Tereos teve prejuízo de 25 milhões de euros no terceiro trimestre da safra 2025/26
19-02-2026
Resultado negativo refletiu a queda dos preços de produtor na Europa, redução de produtividade dos canaviais no Brasil e depreciação do dólar
Por Camila Souza Ramos — São Paulo
O grupo francês Tereos encerrou o terceiro trimestre da safra 2025/26, entre outubro e dezembro de 2025, com um prejuízo líquido de 25 milhões de euros, em comparação com um lucro de 22 milhões de euros no mesmo trimestre da safra anterior.
O resultado negativo refletiu a queda dos preços realizados dos produtos vendidos de seu negócio na Europa (açúcar, amido e adoçantes) e a redução da produtividade de seus canaviais no Brasil, além da depreciação do dólar em relação ao euro.
A receita líquida caiu 16%, para 3,888 bilhões de euros, enquanto o lucro antes de juros, impostos, depreciação e amortização (Ebitda) recuou 57%, para 291 milhões de euros.

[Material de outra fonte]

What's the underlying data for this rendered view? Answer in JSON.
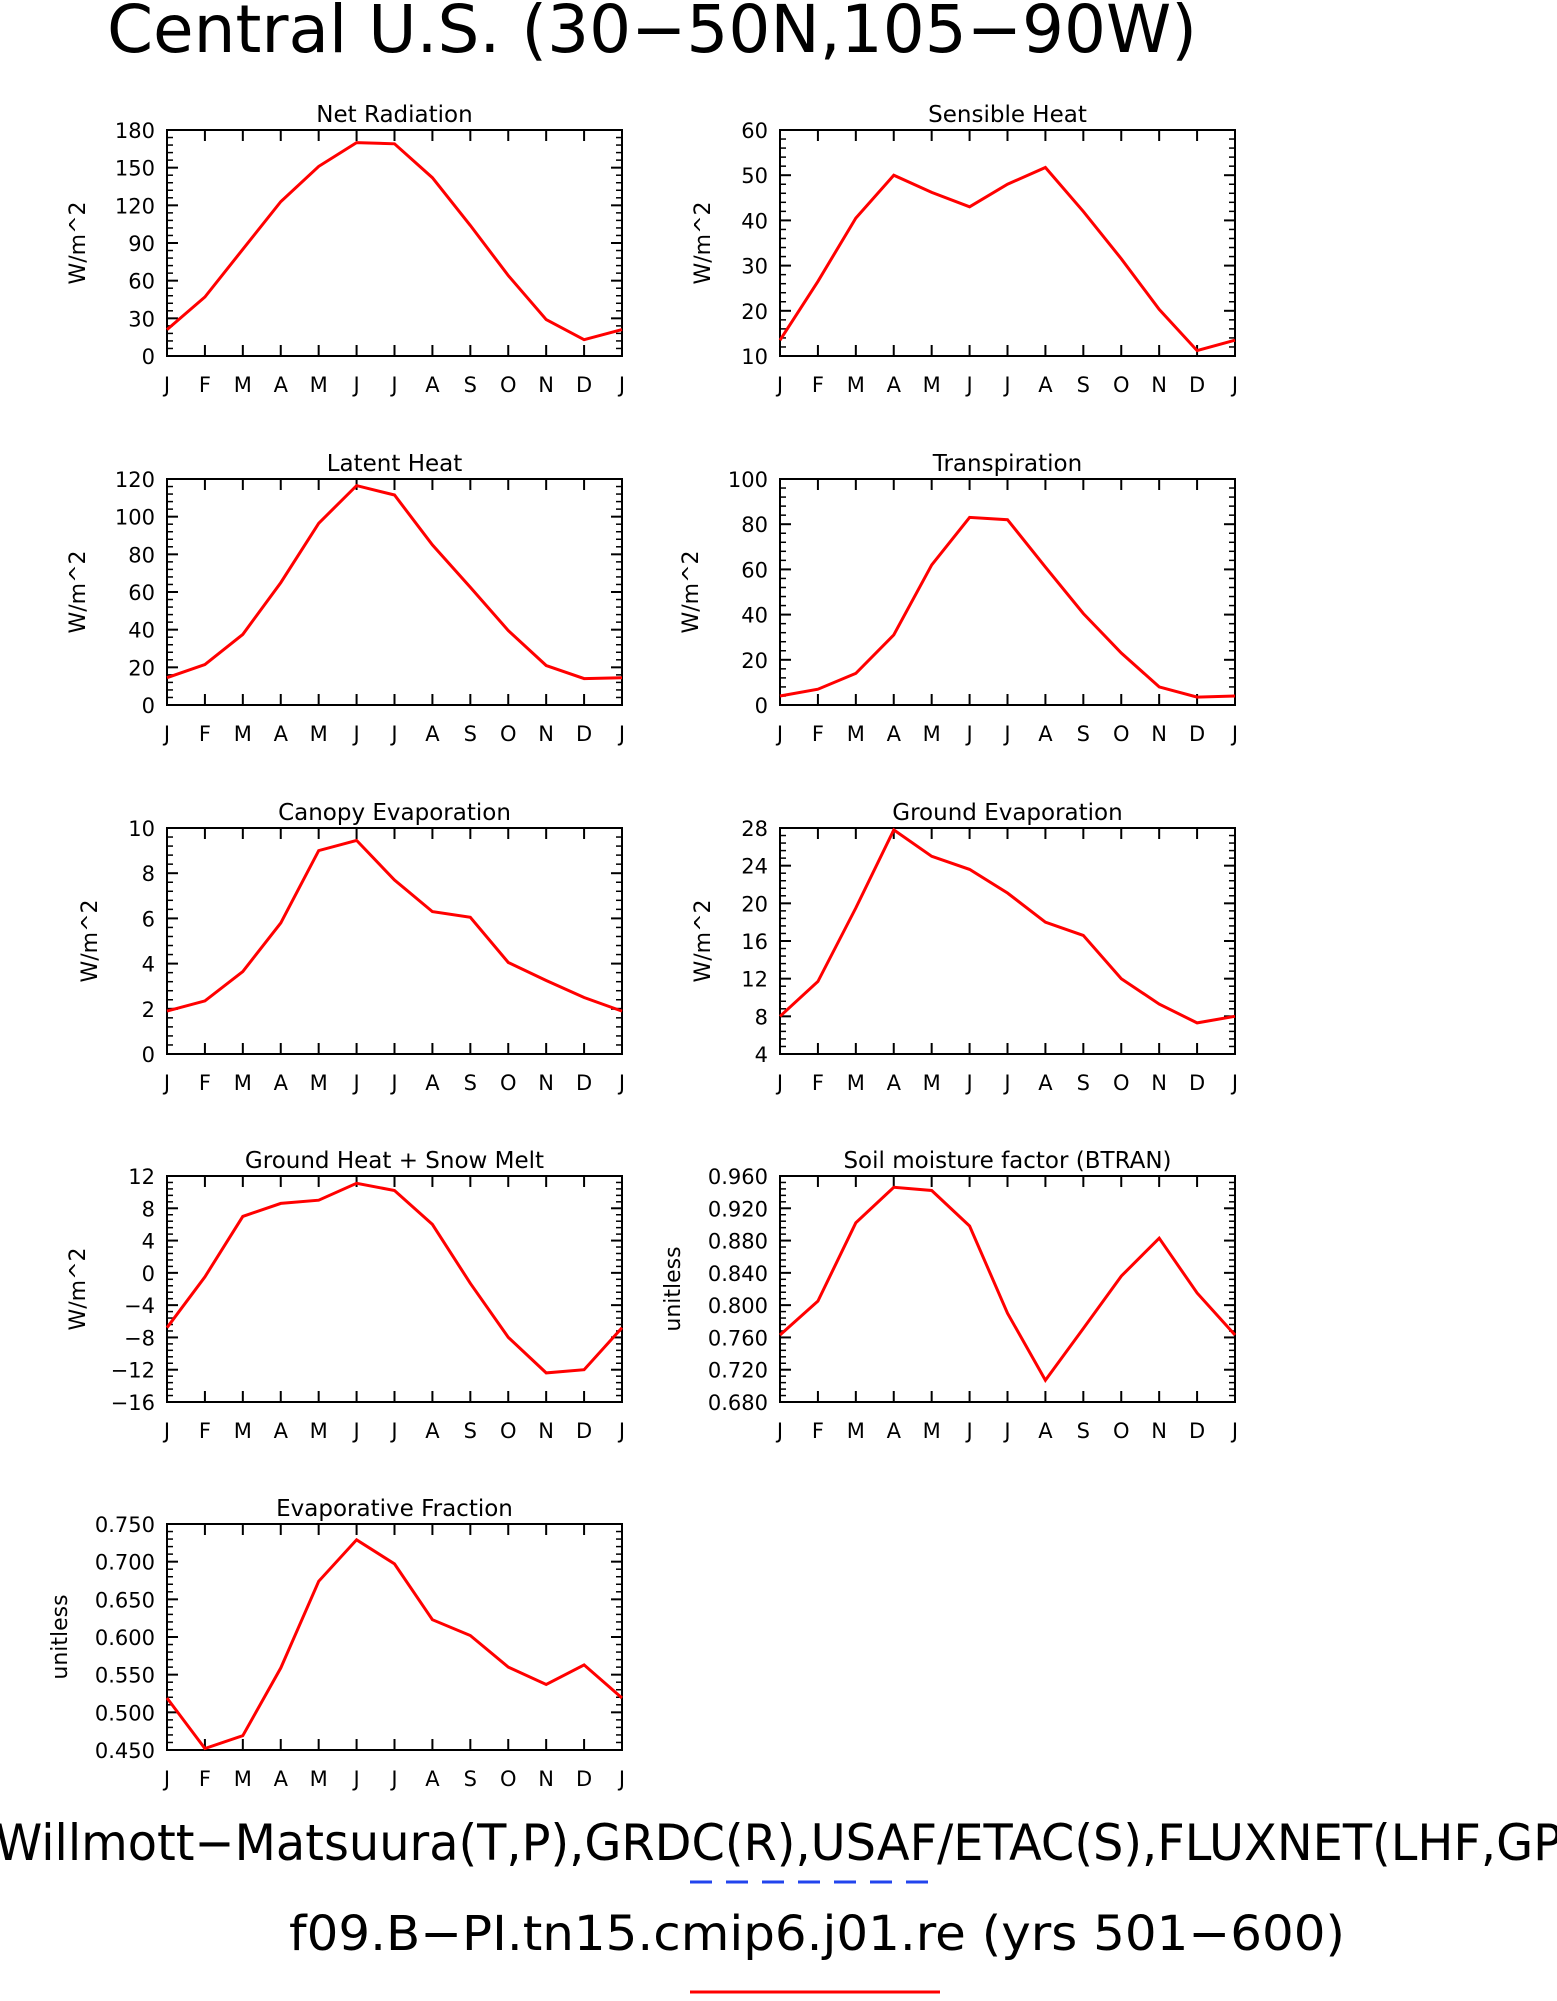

Como a dívida da Tereos teve pouca alteração ao longo da safra e encerrou o trimestre em 2,32 bilhões de euros, a alavancagem (relação entre dívida líquida e Ebitda em 12 meses) saltou de 2,8 vezes no fim da safra passada para 5,6 vezes no fim de dezembro.

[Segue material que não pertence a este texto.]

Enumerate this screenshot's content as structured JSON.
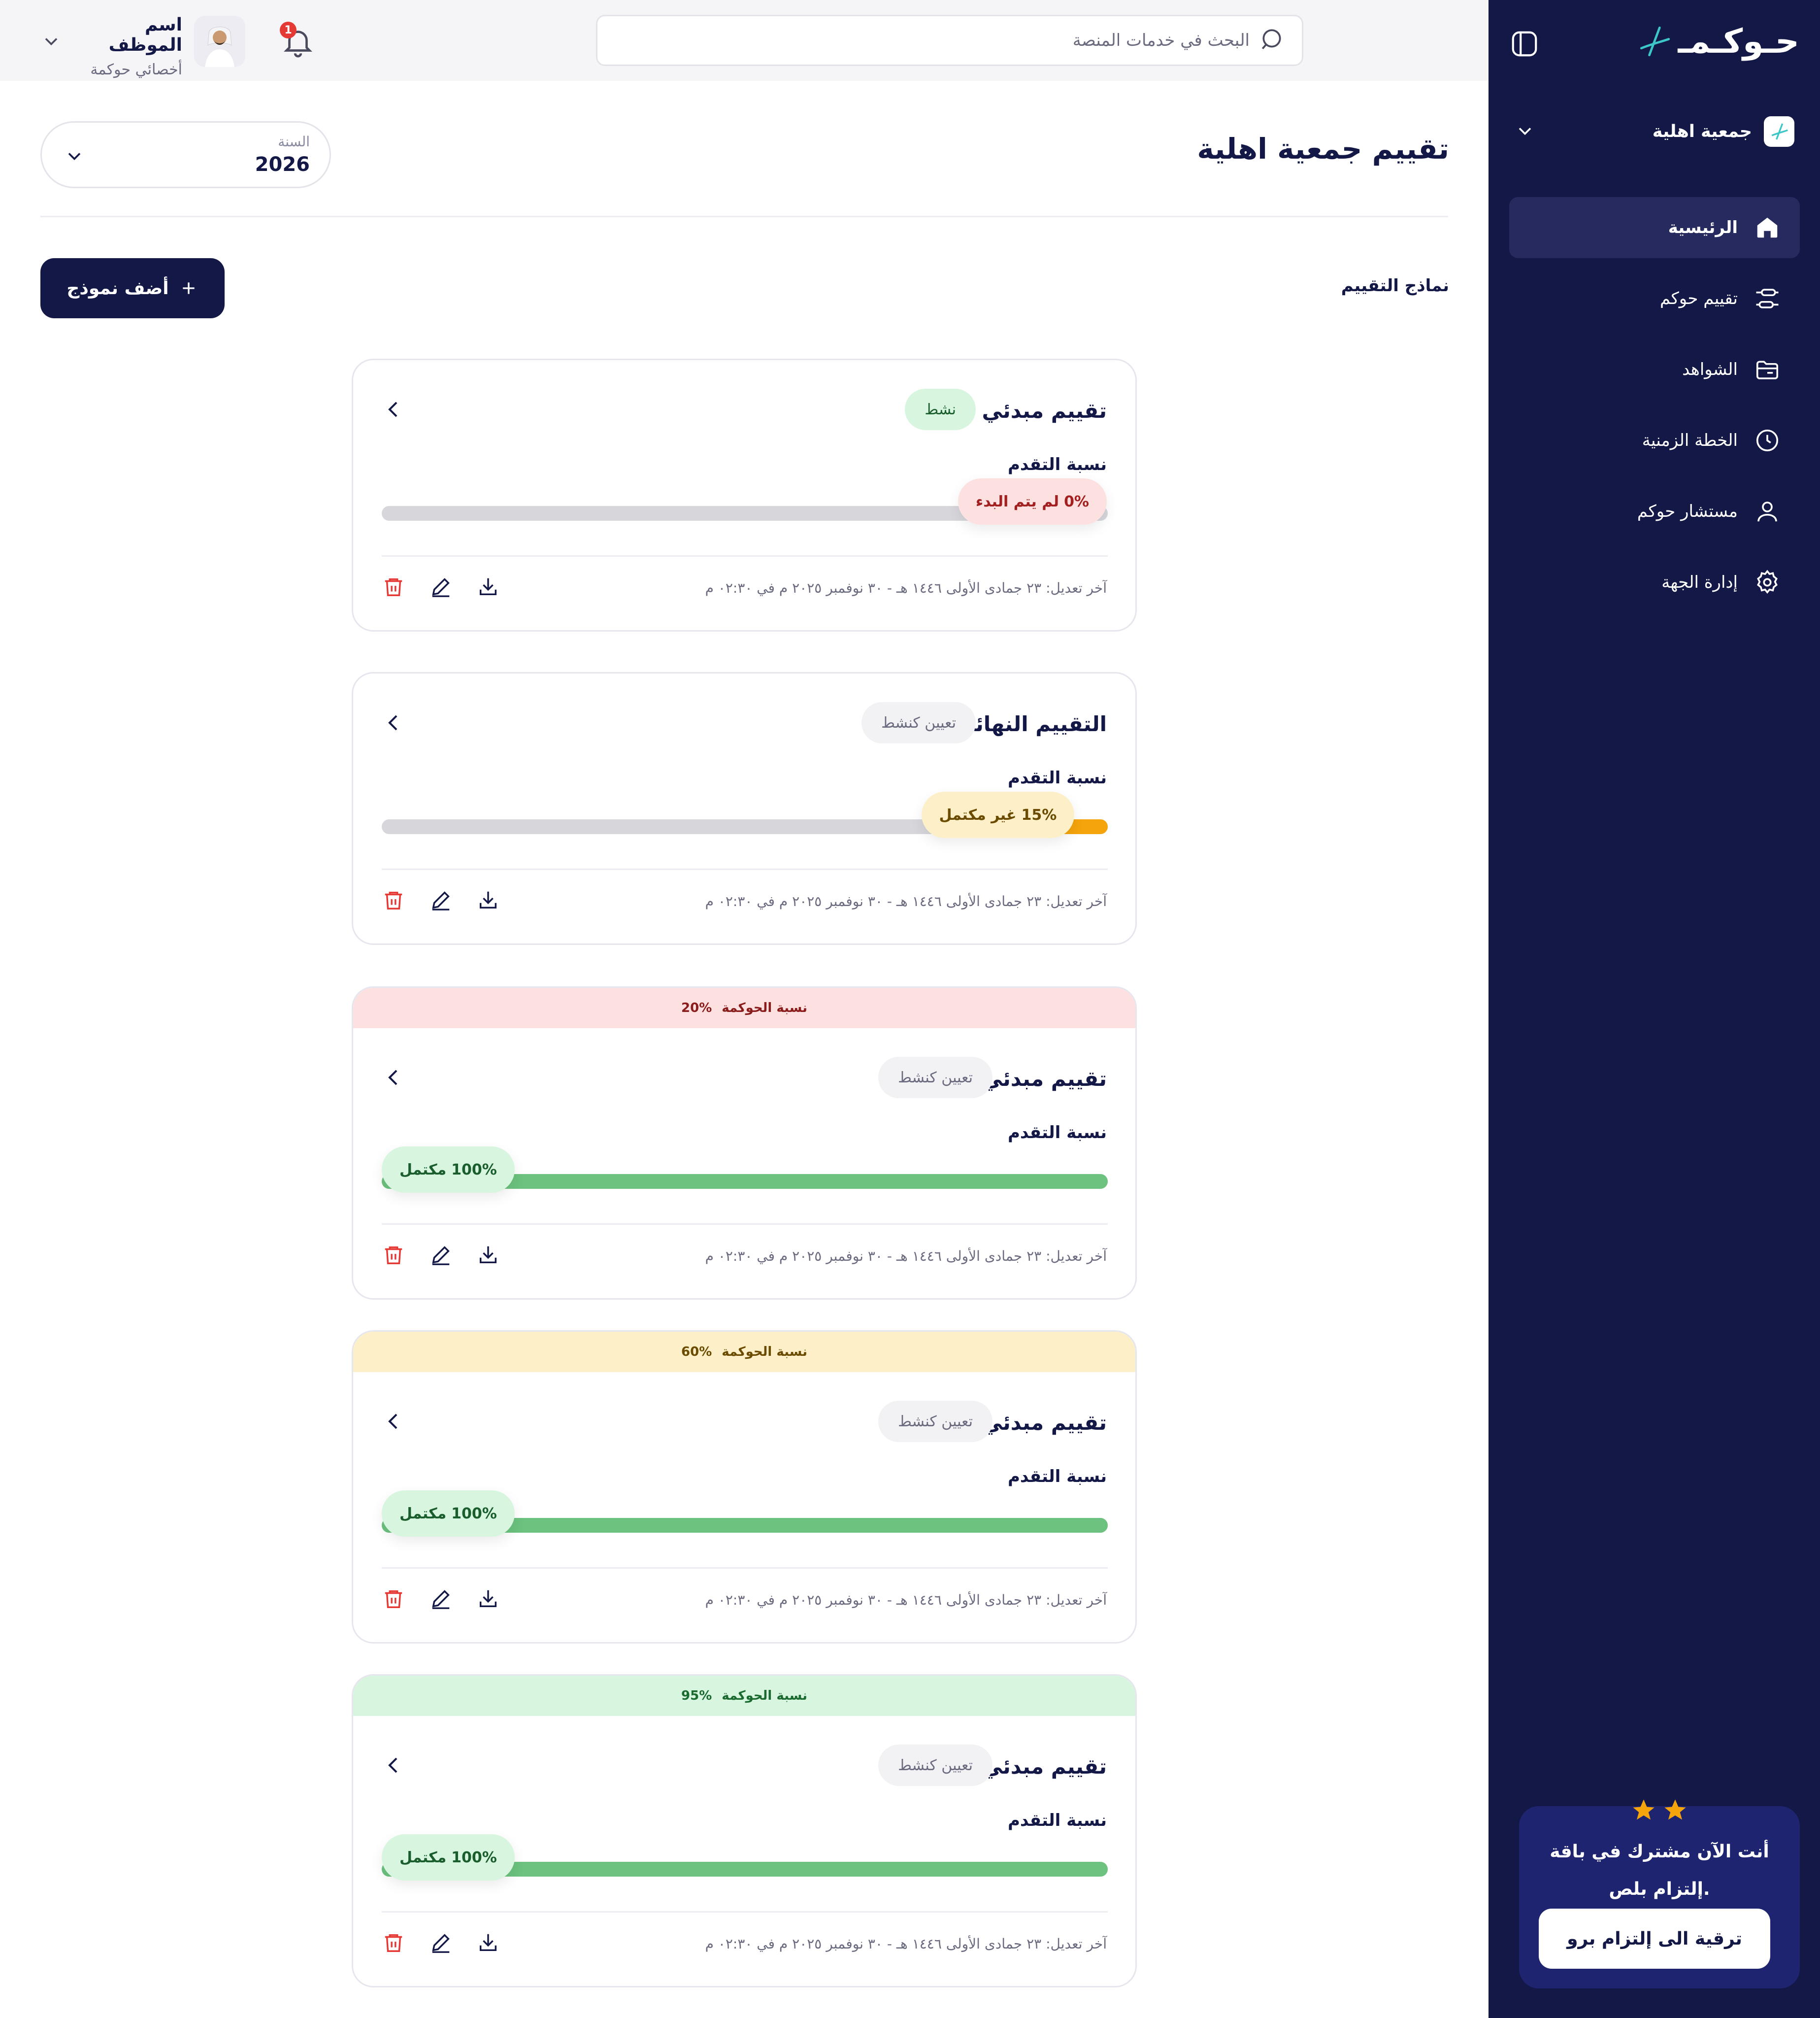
{
  "sidebar": {
    "logo_text": "حـوكـمـ",
    "org_name": "جمعية اهلية",
    "nav": [
      {
        "label": "الرئيسية",
        "icon": "home-icon",
        "active": true
      },
      {
        "label": "تقييم حوكم",
        "icon": "sliders-icon",
        "active": false
      },
      {
        "label": "الشواهد",
        "icon": "folder-icon",
        "active": false
      },
      {
        "label": "الخطة الزمنية",
        "icon": "clock-icon",
        "active": false
      },
      {
        "label": "مستشار حوكم",
        "icon": "user-icon",
        "active": false
      },
      {
        "label": "إدارة الجهة",
        "icon": "gear-icon",
        "active": false
      }
    ],
    "promo": {
      "line1": "أنت الآن مشترك في باقة",
      "line2": "إلتزام بلص.",
      "button": "ترقية الى إلتزام برو"
    }
  },
  "topbar": {
    "search_placeholder": "البحث في خدمات المنصة",
    "notifications_count": "1",
    "user_name": "اسم الموظف",
    "user_role": "أخصائي حوكمة"
  },
  "header": {
    "title": "تقييم جمعية اهلية",
    "year_label": "السنة",
    "year_value": "2026",
    "section_label": "نماذج التقييم",
    "add_button": "أضف نموذج"
  },
  "cards": [
    {
      "title": "تقييم مبدئي 2",
      "status": "نشط",
      "status_type": "active",
      "progress_label": "نسبة التقدم",
      "progress": 0,
      "progress_pct": "0%",
      "progress_state": "لم يتم البدء",
      "badge_type": "red",
      "meta": "آخر تعديل: ٢٣ جمادى الأولى ١٤٤٦ هـ - ٣٠ نوفمبر ٢٠٢٥ م في ٠٢:٣٠ م"
    },
    {
      "title": "التقييم النهائي",
      "status": "تعيين كنشط",
      "status_type": "set",
      "progress_label": "نسبة التقدم",
      "progress": 15,
      "progress_pct": "15%",
      "progress_state": "غير مكتمل",
      "badge_type": "yellow",
      "meta": "آخر تعديل: ٢٣ جمادى الأولى ١٤٤٦ هـ - ٣٠ نوفمبر ٢٠٢٥ م في ٠٢:٣٠ م"
    },
    {
      "banner_label": "نسبة الحوكمة",
      "banner_value": "20%",
      "banner_type": "red",
      "title": "تقييم مبدئي",
      "status": "تعيين كنشط",
      "status_type": "set",
      "progress_label": "نسبة التقدم",
      "progress": 100,
      "progress_pct": "100%",
      "progress_state": "مكتمل",
      "badge_type": "green",
      "meta": "آخر تعديل: ٢٣ جمادى الأولى ١٤٤٦ هـ - ٣٠ نوفمبر ٢٠٢٥ م في ٠٢:٣٠ م"
    },
    {
      "banner_label": "نسبة الحوكمة",
      "banner_value": "60%",
      "banner_type": "yellow",
      "title": "تقييم مبدئي",
      "status": "تعيين كنشط",
      "status_type": "set",
      "progress_label": "نسبة التقدم",
      "progress": 100,
      "progress_pct": "100%",
      "progress_state": "مكتمل",
      "badge_type": "green",
      "meta": "آخر تعديل: ٢٣ جمادى الأولى ١٤٤٦ هـ - ٣٠ نوفمبر ٢٠٢٥ م في ٠٢:٣٠ م"
    },
    {
      "banner_label": "نسبة الحوكمة",
      "banner_value": "95%",
      "banner_type": "green",
      "title": "تقييم مبدئي",
      "status": "تعيين كنشط",
      "status_type": "set",
      "progress_label": "نسبة التقدم",
      "progress": 100,
      "progress_pct": "100%",
      "progress_state": "مكتمل",
      "badge_type": "green",
      "meta": "آخر تعديل: ٢٣ جمادى الأولى ١٤٤٦ هـ - ٣٠ نوفمبر ٢٠٢٥ م في ٠٢:٣٠ م"
    }
  ],
  "colors": {
    "sidebar_bg": "#141846",
    "primary": "#141846",
    "progress_orange": "#f5a40c",
    "progress_green": "#6cc27e",
    "track": "#d6d6db",
    "danger": "#e53935"
  }
}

A companhia ainda espera que esse indicador suba para um pico de seis vezes antes de cair. Mas isso não deve comprometer sua estabilidade financeira no curto prazo. A companhia obteve um waiver (perdão) junto aos seus principais financiadores que durará por todo o período de vencimento das dívidas em aberto com esses agentes.

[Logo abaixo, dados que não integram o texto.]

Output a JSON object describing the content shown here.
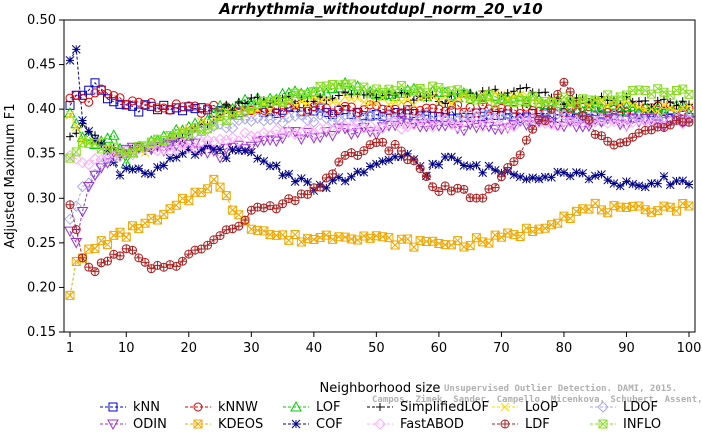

A companhia tinha covenants (compromissos de indicadores financeiros) relacionados à alavancagem e ao resultado líquido.
No acumulado da safra, a companhia teve um prejuízo líquido de 598 milhões de euros, em comparação com um lucro líquido de 218 milhões de euros um ano antes. Esse resultado, porém, teve um impacto determinado principalmente por uma baixa contábil (impairment) de 499 milhões de euros no trimestre anterior, decorrente da revisão dos testes de recuperabilidade dos ativos.
Além da negociação dos waivers, a Tereos também realizou uma nova emissão de dívida para alongar o prazo de seus vencimentos. Em 21 de janeiro, já no quarto trimestre desta safra, a companhia concluiu uma captação de 300 milhões de euros em bons com vencimento em 2032, com um cupom de 8,125%, que serão usados para refinanciar as notes no mercado que vencem em 2027.
Ainda em 23 de dezembro, a Tereos acertou 120 milhões de euros em linhas de financiamento ligadas a metas climáticas, para apoiar seus planos de descarbonização na Europa. As linhas têm prazo de quatro anos, mas podem ser estendidas por até sete anos a depender do exercício de opções previstas nos contratos.
No campo operacional, a companhia anunciou em 30 de janeiro que pretende vender sua usina em Andrade (SP) e manter, no Brasil, suas operações concentradas em cinco usinas. Segundo as notas da Tereos a respeito do balanço, a reorganização geográfica da empresa no Brasil vai resultar em um “desempenho operacional melhor e fortalecer a Tereos localmente para perseguir sua estratégia de longo prazo”.